While they are working on a major feature for the magazine, New Hampshire journalists Kevin Flynn and Rebecca Lavoie have agreed to file blog items from the Granite State in the week before the primary. Here is Kevin’s first entry:
The winner of one, but probably not both, of the New Hampshire primaries will be determined by the huge number of independent voters here who get to cast ballots on January 8th. State law says registered, but “undeclared,” voters can pick either party ballot, then re-register as “undeclared” when they walk out. Voters with no party affiliation are now the largest plurality in New Hampshire.
In 2000, the invisible primary was fought between Republican John McCain and Democrat Bill Bradley. While most pundits watched how they fared against George W. Bush and Al Gore respectfully, those without party allegiance weighed McCain and Bradley. The lion’s share went to the Arizona Senator, who shocked Bush, 49%-30%. (According to a CNN exit poll, 62% of McCain voters were independents).
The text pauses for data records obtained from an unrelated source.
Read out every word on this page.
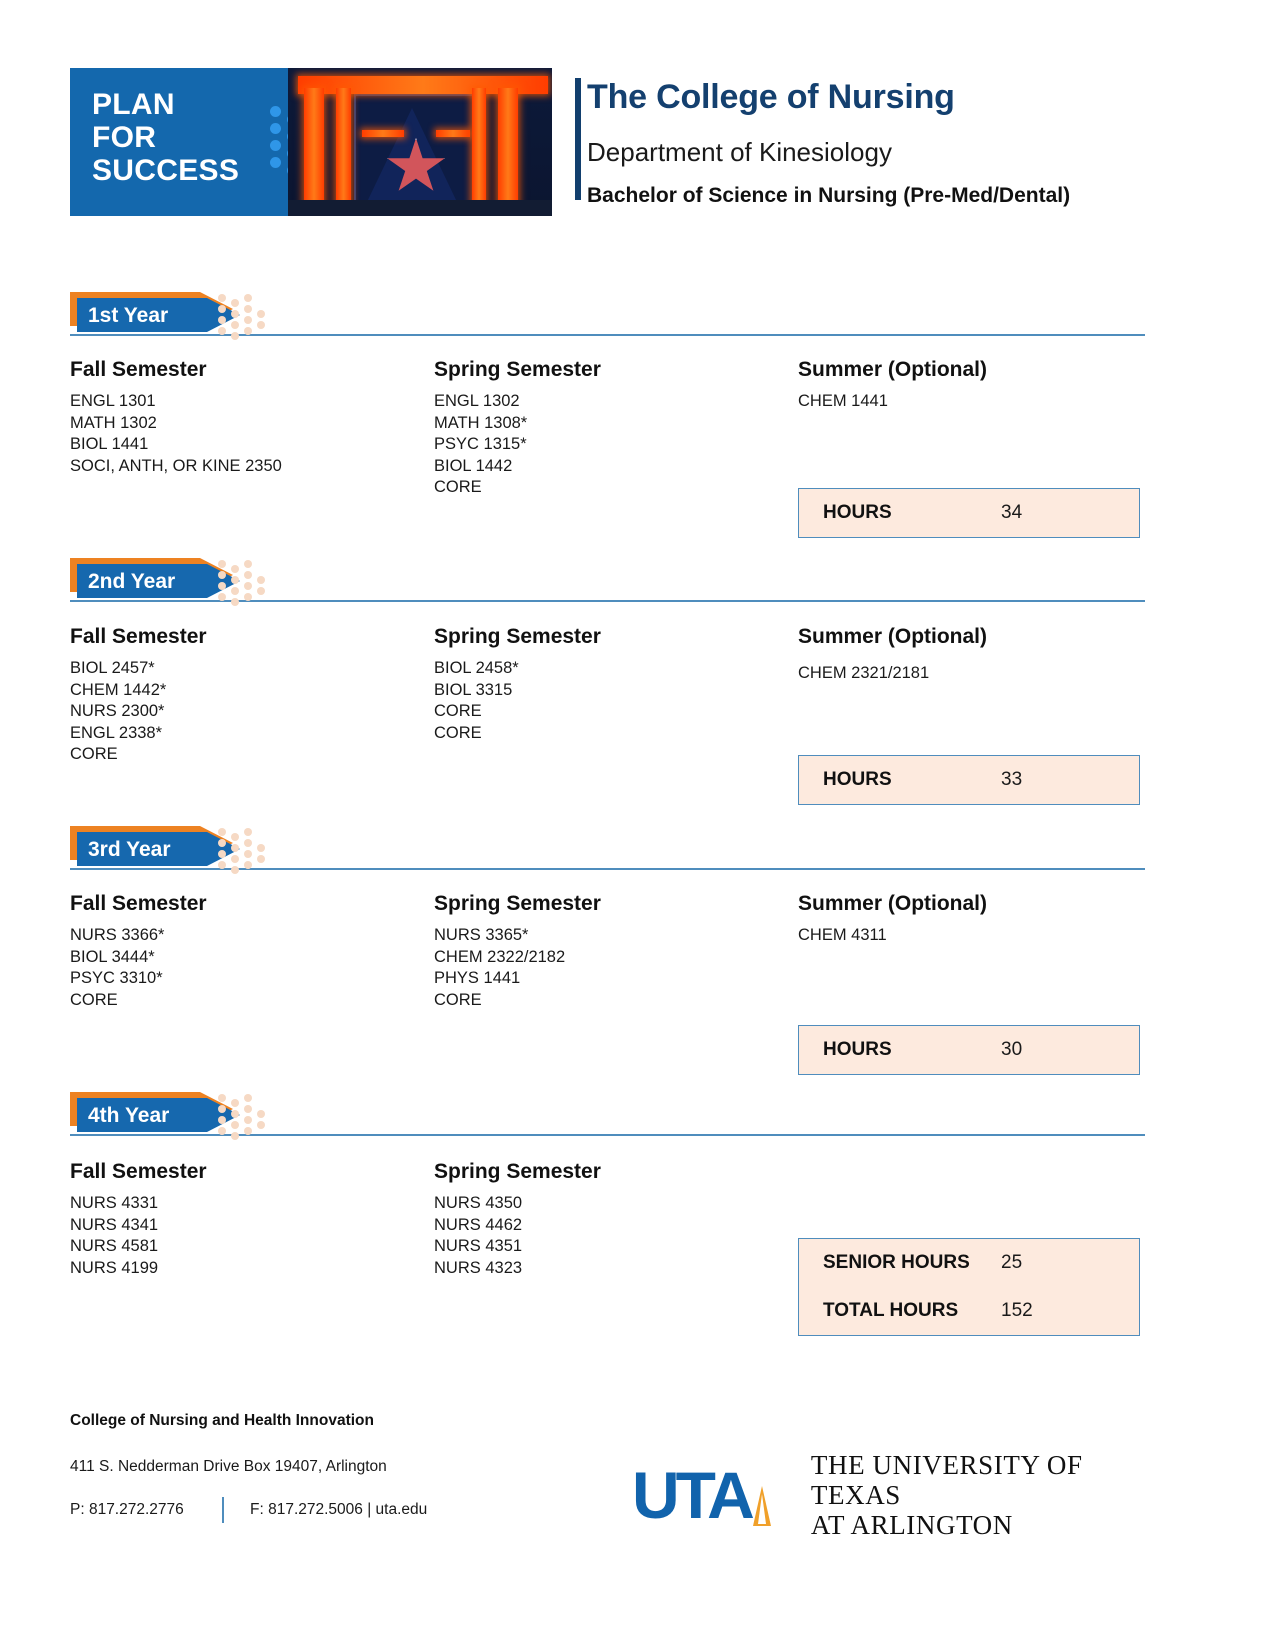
PLAN
FOR
SUCCESS
The College of Nursing
Department of Kinesiology
Bachelor of Science in Nursing (Pre-Med/Dental)
1st Year
Fall Semester
ENGL 1301
MATH 1302
BIOL 1441
SOCI, ANTH, OR KINE 2350
Spring Semester
ENGL 1302
MATH 1308*
PSYC 1315*
BIOL 1442
CORE
Summer (Optional)
CHEM 1441
HOURS	34
2nd Year
Fall Semester
BIOL 2457*
CHEM 1442*
NURS 2300*
ENGL 2338*
CORE
Spring Semester
BIOL 2458*
BIOL 3315
CORE
CORE
Summer (Optional)
CHEM 2321/2181
HOURS	33
3rd Year
Fall Semester
NURS 3366*
BIOL 3444*
PSYC 3310*
CORE
Spring Semester
NURS 3365*
CHEM 2322/2182
PHYS 1441
CORE
Summer (Optional)
CHEM 4311
HOURS	30
4th Year
Fall Semester
NURS 4331
NURS 4341
NURS 4581
NURS 4199
Spring Semester
NURS 4350
NURS 4462
NURS 4351
NURS 4323	SENIOR HOURS	25
TOTAL HOURS	152
College of Nursing and Health Innovation
411 S. Nedderman Drive Box 19407, Arlington
P: 817.272.2776	F: 817.272.5006 | uta.edu	UTA THE UNIVERSITY OF TEXAS
AT ARLINGTON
Bradley, who only lost to Gore by 4%, might have caught the party’s eventual nominee with more independent support.
So who will the undeclareds line up behind in 2008? Not likely Clinton, Giuliani, or Romney--all have too much party appeal. That tends to turn off contrarian Yankees.
The invisible fight for independents may be among McCain, Mike Huckabee and Barack Obama. McCain is a nostalgic vote for some here, but his pro-war stance scraped the shine off his nickel. Independents might not embrace Huckabee’s religious nature, but his likable personality and sense of humor is attracting many. Obama seems to have makings of a great independent campaign (money, buzz, candidate of “change”), but will need a strong Iowa showing to close the deal.
Winning over the independents might be enough to upset a party’s presumed front-runner here in New Hampshire, but not necessarily enough to win a party’s nomination. However, it should be a decent bellwether of who could win votes outside their own party next November.

Comments on this entry:
Since the Free State Project has chosen New Hampshire as its home state, I suspect that Ron Paul could surpass expectations by a considerable margin there.